As I’ve now left Gentoo, one of my major projects is Rust, that if I can actually complete will be a nice piece of software for ruby developers out there, as it will allow to write Ruby extensions based on C libraries without the need to write all the boilerplate code that can easily be copy pasted wrong, or that, if flawed, would need to be fixed for N instance of the same piece of code.
As I said before, Rust is not yet to the same level of C++ bindings generation as my previous generator, but I’m still quite satisfied with what it’s coming to be because the code is way cleaner that the generator, and way more flexible.
One of the features that my previous generator had and Rust didn’t up to tonight were the «virtual variables». What is a virtual variable? Well, when you write a C++ class, you don’t usually make variables public, or the user (of the library, not the final user of course) can change these to values that are not supposed to be set, and does not allow the code of the class to take changes into account; for this reason the usual method to allow the class’s users to actually change the values of the internal variables you use the so-called getter and setter methods, usually named foo and setFoo or getFoo and setFoo (where foo is the actual name of the variable with a recognisable meaning, and m_foo – or variation thereof – is the name of the private variable). You can do the same in Ruby of course, but there is also the option of naming the methods foo and foo=, and then use the variable foo as a generic variable for the instance, both getter and setter methods will be called automatically.

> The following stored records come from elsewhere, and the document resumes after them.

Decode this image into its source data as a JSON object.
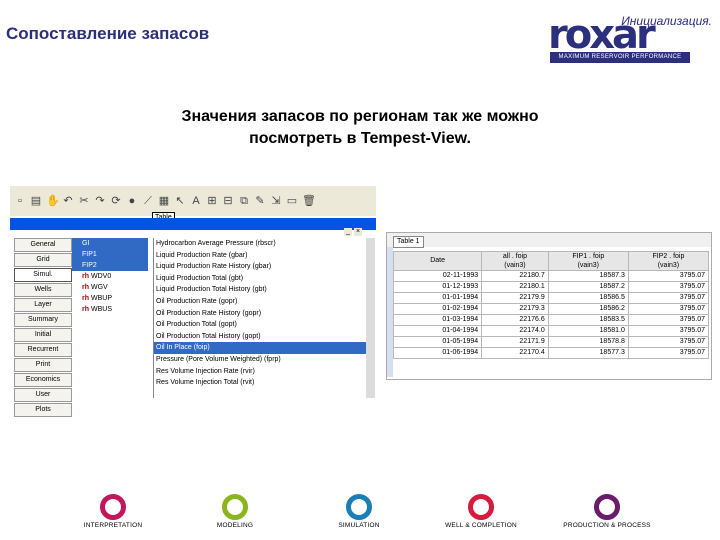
{
  "header": {
    "title": "Сопоставление запасов",
    "subtitle": "Инициализация.",
    "logo_word": "roxar",
    "logo_tagline": "MAXIMUM RESERVOIR PERFORMANCE",
    "headline_line1": "Значения запасов по регионам так же можно",
    "headline_line2": "посмотреть в Tempest-View."
  },
  "toolbar": {
    "tooltip": "Table"
  },
  "categories": [
    {
      "label": "General"
    },
    {
      "label": "Grid"
    },
    {
      "label": "Simul."
    },
    {
      "label": "Wells"
    },
    {
      "label": "Layer"
    },
    {
      "label": "Summary"
    },
    {
      "label": "Initial"
    },
    {
      "label": "Recurrent"
    },
    {
      "label": "Print"
    },
    {
      "label": "Economics"
    },
    {
      "label": "User"
    },
    {
      "label": "Plots"
    }
  ],
  "regions": [
    {
      "label": "GI"
    },
    {
      "label": "FIP1"
    },
    {
      "label": "FIP2"
    },
    {
      "label": "WDV0"
    },
    {
      "label": "WGV"
    },
    {
      "label": "WBUP"
    },
    {
      "label": "WBUS"
    }
  ],
  "properties": [
    "Hydrocarbon Average Pressure (rbscr)",
    "Liquid Production Rate (gbar)",
    "Liquid Production Rate History (gbar)",
    "Liquid Production Total (gbt)",
    "Liquid Production Total History (gbt)",
    "Oil Production Rate (gopr)",
    "Oil Production Rate History (gopr)",
    "Oil Production Total (gopt)",
    "Oil Production Total History (gopt)",
    "Oil In Place (foip)",
    "Pressure (Pore Volume Weighted) (fprp)",
    "Res Volume Injection Rate (rvir)",
    "Res Volume Injection Total (rvit)"
  ],
  "table": {
    "tab": "Table 1",
    "columns": [
      "Date",
      "all . foip\n(vain3)",
      "FIP1 . foip\n(vain3)",
      "FIP2 . foip\n(vain3)"
    ],
    "rows": [
      [
        "02-11-1993",
        "22180.7",
        "18587.3",
        "3795.07"
      ],
      [
        "01-12-1993",
        "22180.1",
        "18587.2",
        "3795.07"
      ],
      [
        "01-01-1994",
        "22179.9",
        "18586.5",
        "3795.07"
      ],
      [
        "01-02-1994",
        "22179.3",
        "18586.2",
        "3795.07"
      ],
      [
        "01-03-1994",
        "22176.6",
        "18583.5",
        "3795.07"
      ],
      [
        "01-04-1994",
        "22174.0",
        "18581.0",
        "3795.07"
      ],
      [
        "01-05-1994",
        "22171.9",
        "18578.8",
        "3795.07"
      ],
      [
        "01-06-1994",
        "22170.4",
        "18577.3",
        "3795.07"
      ]
    ]
  },
  "footer": [
    {
      "label": "INTERPRETATION",
      "color": "#c2185b"
    },
    {
      "label": "MODELING",
      "color": "#8ab51f"
    },
    {
      "label": "SIMULATION",
      "color": "#1a7fb4"
    },
    {
      "label": "WELL & COMPLETION",
      "color": "#d81b3c"
    },
    {
      "label": "PRODUCTION & PROCESS",
      "color": "#6a1b6a"
    }
  ]
}
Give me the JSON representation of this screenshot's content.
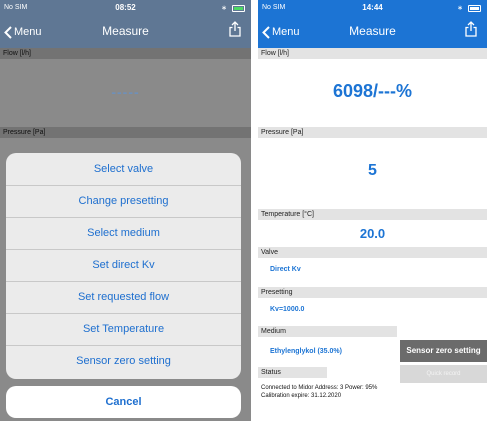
{
  "left": {
    "status": {
      "carrier": "No SIM",
      "time": "08:52",
      "bluetooth": "∗"
    },
    "nav": {
      "back": "Menu",
      "title": "Measure"
    },
    "flow_label": "Flow [l/h]",
    "flow_value": "-----",
    "pressure_label": "Pressure [Pa]",
    "sheet_items": [
      "Select valve",
      "Change presetting",
      "Select medium",
      "Set direct Kv",
      "Set requested flow",
      "Set Temperature",
      "Sensor zero setting"
    ],
    "cancel": "Cancel"
  },
  "right": {
    "status": {
      "carrier": "No SIM",
      "time": "14:44",
      "bluetooth": "∗"
    },
    "nav": {
      "back": "Menu",
      "title": "Measure"
    },
    "flow_label": "Flow [l/h]",
    "flow_value": "6098/---%",
    "pressure_label": "Pressure [Pa]",
    "pressure_value": "5",
    "temperature_label": "Temperature [°C]",
    "temperature_value": "20.0",
    "valve_label": "Valve",
    "valve_value": "Direct Kv",
    "presetting_label": "Presetting",
    "presetting_value": "Kv=1000.0",
    "medium_label": "Medium",
    "medium_value": "Ethylenglykol (35.0%)",
    "status_label": "Status",
    "status_text": "Connected to Midor Address: 3 Power: 95% Calibration expire: 31.12.2020",
    "sensor_zero_button": "Sensor zero setting",
    "quick_record_button": "Quick record"
  },
  "colors": {
    "left_bar": "#5f7794",
    "right_bar": "#1c74d4",
    "action_blue": "#1e6fcf"
  },
  "icons": {
    "back": "chevron-left-icon",
    "share": "share-icon"
  }
}
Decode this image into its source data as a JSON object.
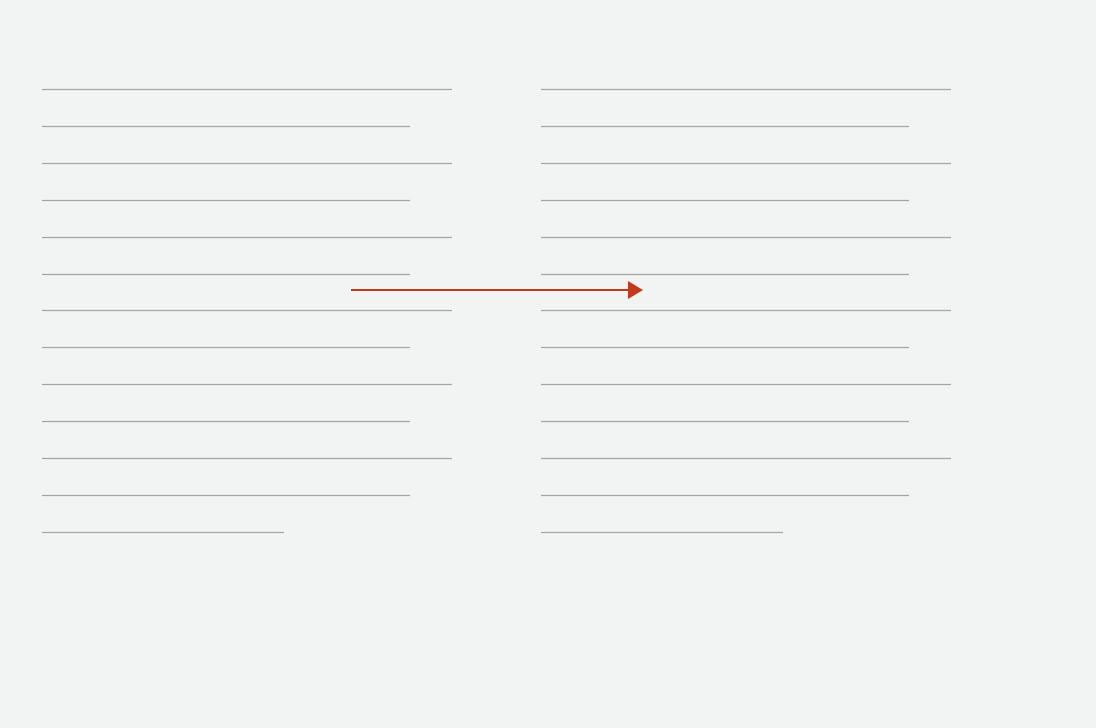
{
  "colors": {
    "background": "#f2f4f3",
    "rule_line": "#a3a6a5",
    "arrow": "#c03a1b"
  },
  "diagram": {
    "description_visible_text": "",
    "left_column": {
      "rule_count": 13,
      "pattern": [
        "long",
        "short",
        "long",
        "short",
        "long",
        "short",
        "long",
        "short",
        "long",
        "short",
        "long",
        "short",
        "final"
      ]
    },
    "right_column": {
      "rule_count": 13,
      "pattern": [
        "long",
        "short",
        "long",
        "short",
        "long",
        "short",
        "long",
        "short",
        "long",
        "short",
        "long",
        "short",
        "final"
      ]
    },
    "arrow": {
      "direction": "right",
      "from": "left-column",
      "to": "right-column"
    }
  }
}
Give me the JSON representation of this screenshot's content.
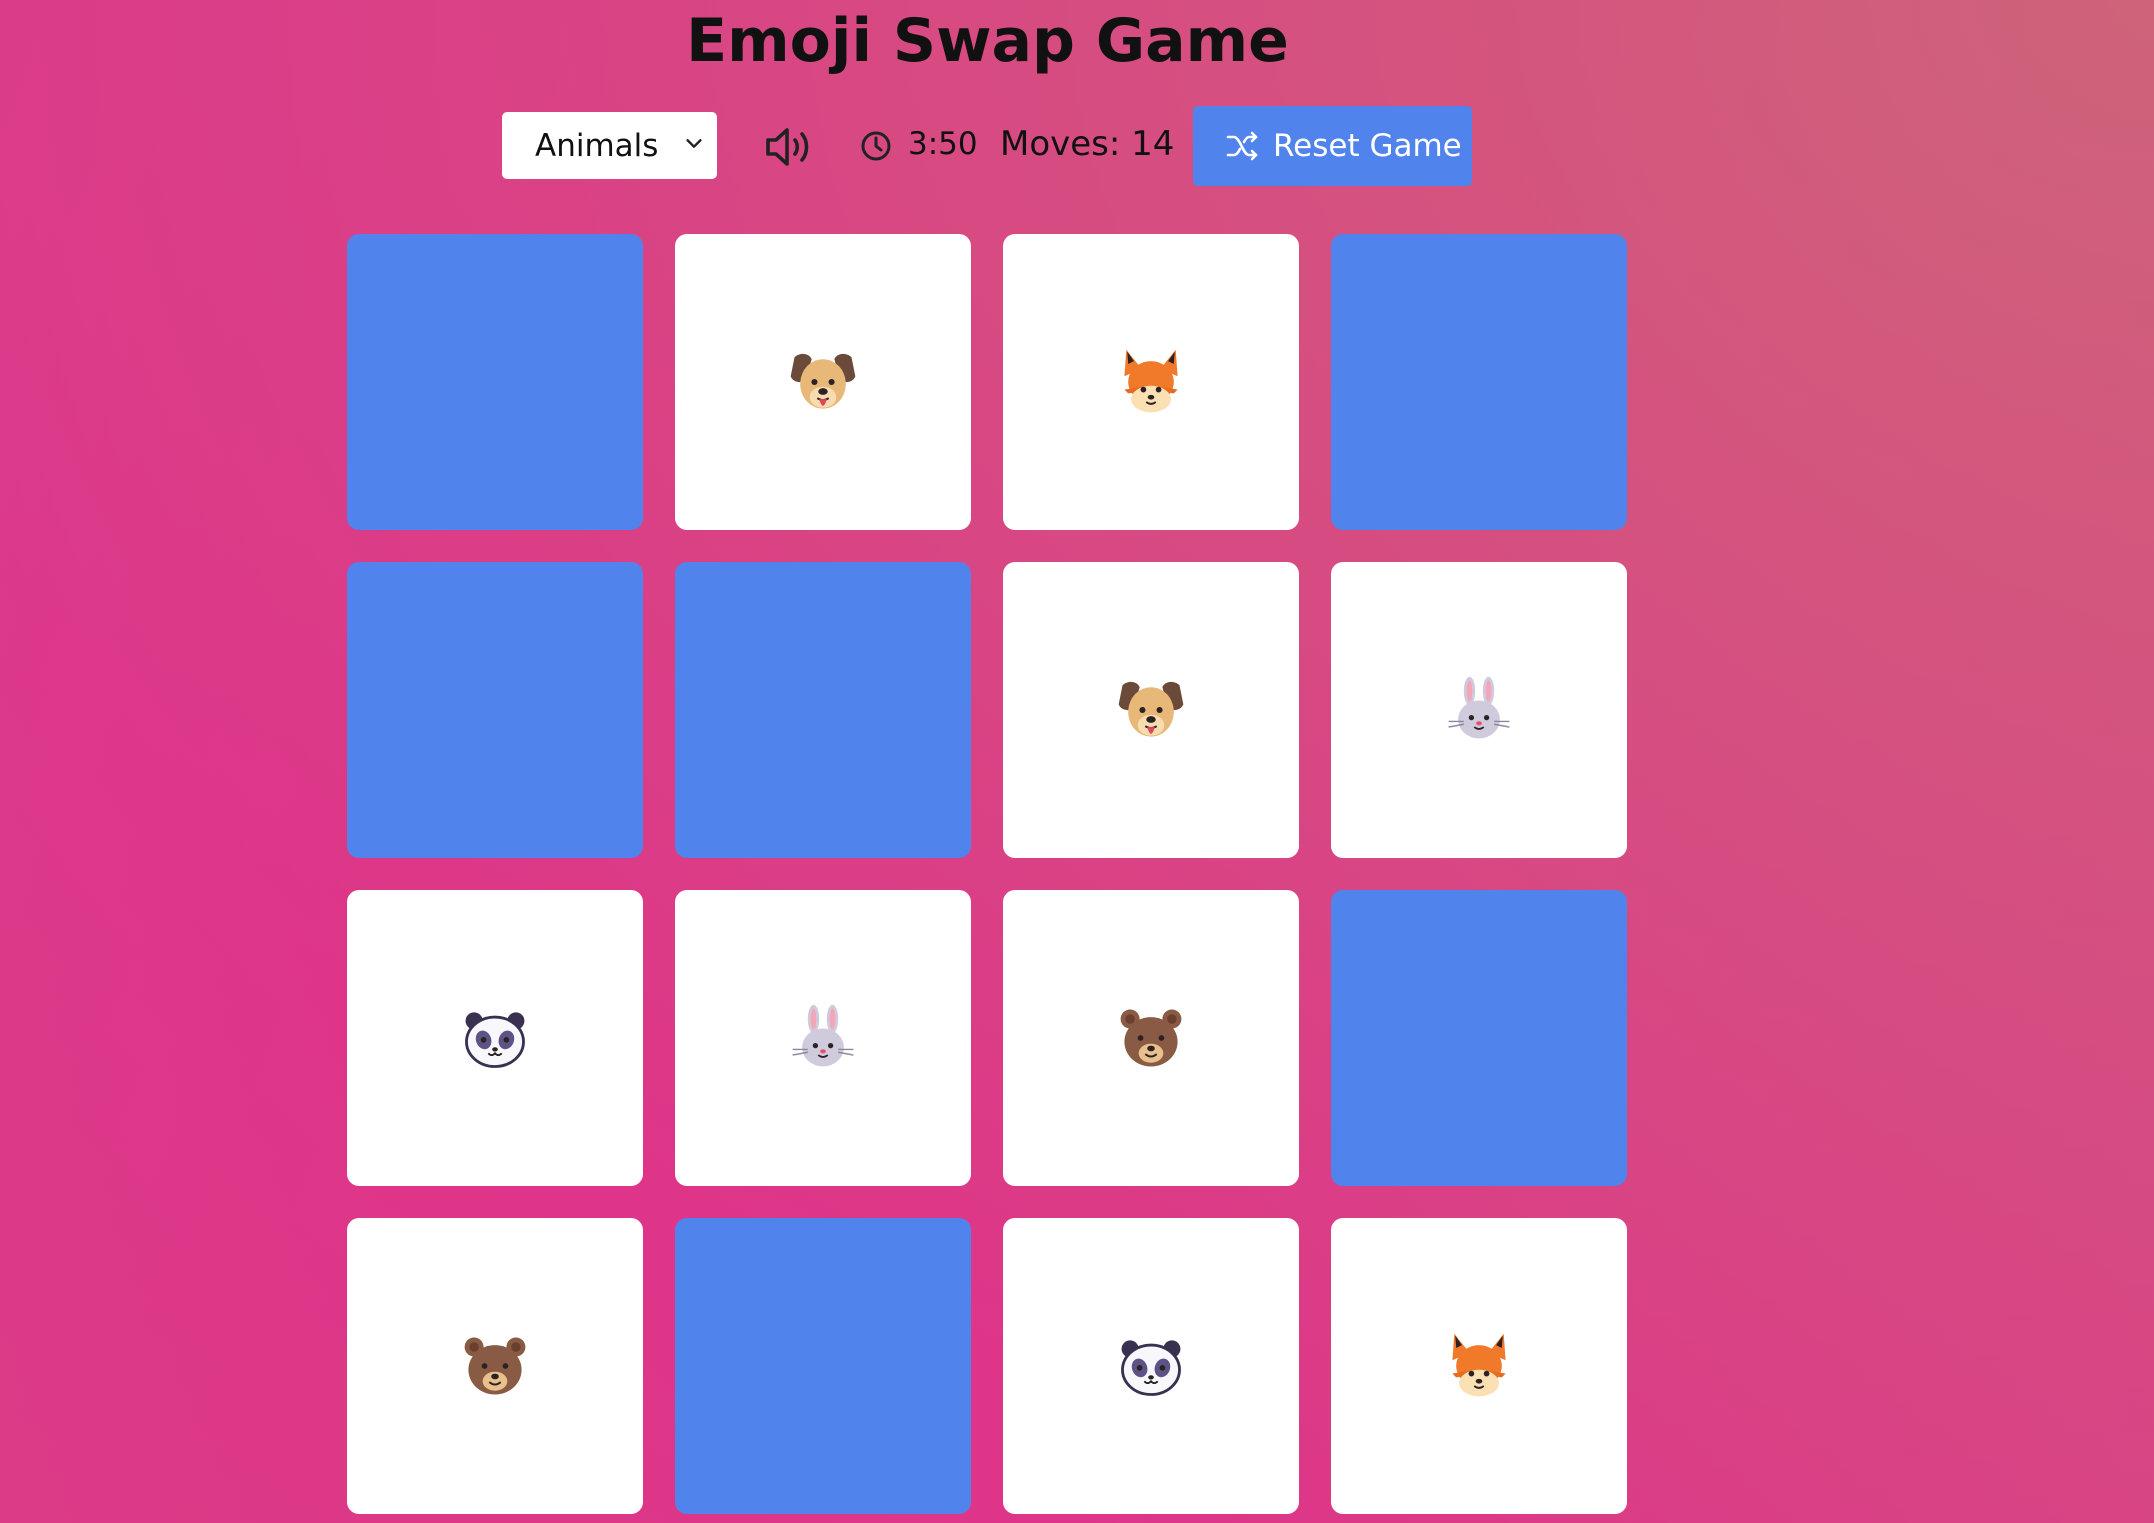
{
  "title": "Emoji Swap Game",
  "controls": {
    "category": "Animals",
    "sound_icon": "volume-icon",
    "clock_icon": "clock-icon",
    "timer": "3:50",
    "moves_label": "Moves: 14",
    "reset_label": "Reset Game",
    "reset_icon": "shuffle-icon"
  },
  "colors": {
    "card_back": "#5183ed",
    "card_face": "#ffffff",
    "button": "#5183ed"
  },
  "cards": [
    {
      "state": "hidden",
      "emoji": null
    },
    {
      "state": "revealed",
      "emoji": "dog-face-icon"
    },
    {
      "state": "revealed",
      "emoji": "fox-face-icon"
    },
    {
      "state": "hidden",
      "emoji": null
    },
    {
      "state": "hidden",
      "emoji": null
    },
    {
      "state": "hidden",
      "emoji": null
    },
    {
      "state": "revealed",
      "emoji": "dog-face-icon"
    },
    {
      "state": "revealed",
      "emoji": "rabbit-face-icon"
    },
    {
      "state": "revealed",
      "emoji": "panda-face-icon"
    },
    {
      "state": "revealed",
      "emoji": "rabbit-face-icon"
    },
    {
      "state": "revealed",
      "emoji": "bear-face-icon"
    },
    {
      "state": "hidden",
      "emoji": null
    },
    {
      "state": "revealed",
      "emoji": "bear-face-icon"
    },
    {
      "state": "hidden",
      "emoji": null
    },
    {
      "state": "revealed",
      "emoji": "panda-face-icon"
    },
    {
      "state": "revealed",
      "emoji": "fox-face-icon"
    }
  ]
}
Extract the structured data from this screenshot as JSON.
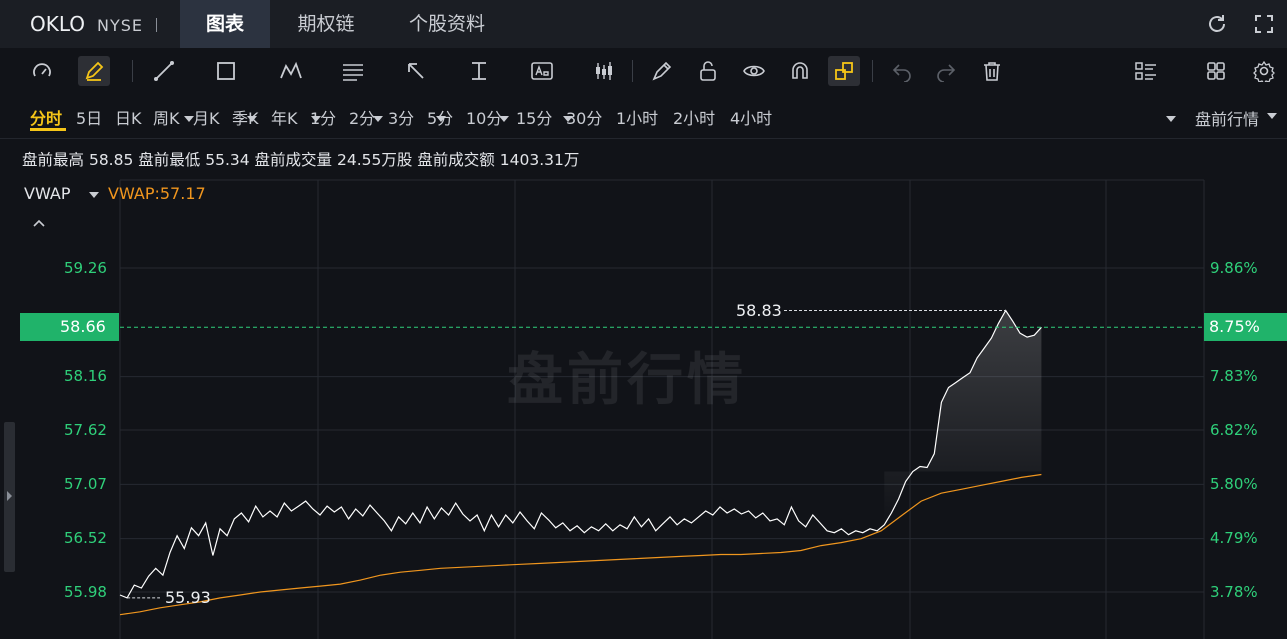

What a virtual variable do in Rust, is wrapping getters and setters so that they are visible as a variable, with foo and foo= as Ruby function names (and at the same time leave the true name of the methods available for library compatibility). It’s a nice way to wrap around a lot of getter/setter methods pair, and RubyTag++ had quite a lot of them.
Even on the previous generator, the setter and getter pairs were simply expanded in functions, but with the new architecture, this is made even simpler, as I just have to create the two method objects, and then yield them so that the user (of Rust) can provide the extra support needed, like providing the presence of an instance parameter for the C class wrappers (that now I think I should have called virtual classes).
Now, the other feature that is needed for RubyTag++ (although I’m not yet sure if that is the last feature) is an easy way to convert from Ruby integers (be them literals or constants) to C/C++ enum values. While the generator didn’t really carry the values of the enum together with the enum itself, I’ve been now thinking that it would be nice to check if the value coming from Ruby is actually in the list of supported values for the enum, and throw an exception otherwise, instead of passing a maybe incompatible parameter to the C/C++ code.
From this I also considered another useful thing to do with enums: virtual enums. Basically, many C libraries provide some list of #define constants that are progressive, and are used to indicate one out of a series of possible values for a function parameter (for instance). Xine does that, for visual types. I can leave the parameter for the xine_open_video_port() function to accept an integer, and then hope that xine-lib handles it properly, or I can make Rust smart and create a virtual enum that would check for the value sent by the Ruby layer, and again throw an exception if an incompatible parameter is passed.
And again, I’ve been thinking a way to handle the usual situation where a function returns 0 for a success and then a positive or negative value with the error number, or when they return 1 for success, 0 for failure and require calling another function to get the errno (this method is often used in PulseAudio, Avahi and other libraries too). What I’m thinking here is doing sorta like Ruby itself does with syscall errors (Errno:: module) and provide virtual exceptions, converting the integer errno values in proper Ruby exceptions.
What I’m trying to do now is to make Rust be not just a way to produce the C code needed to bind 1:1 the C++ classes or C function sets into Ruby, but also a way to produce an extension that uses Ruby coding standards, as much as possible (this is also why camelCase names for methods are replaced by underlined_names, like QtRuby/Korundum do already).
I’ll try to write more in the next days about the limits of Rust (there are some obvious and some less obvious), and why I’m writing it using C++ features; hopefully by dumping here my thoughts, I’ll be able to extract some documentation to ship with Rust itself.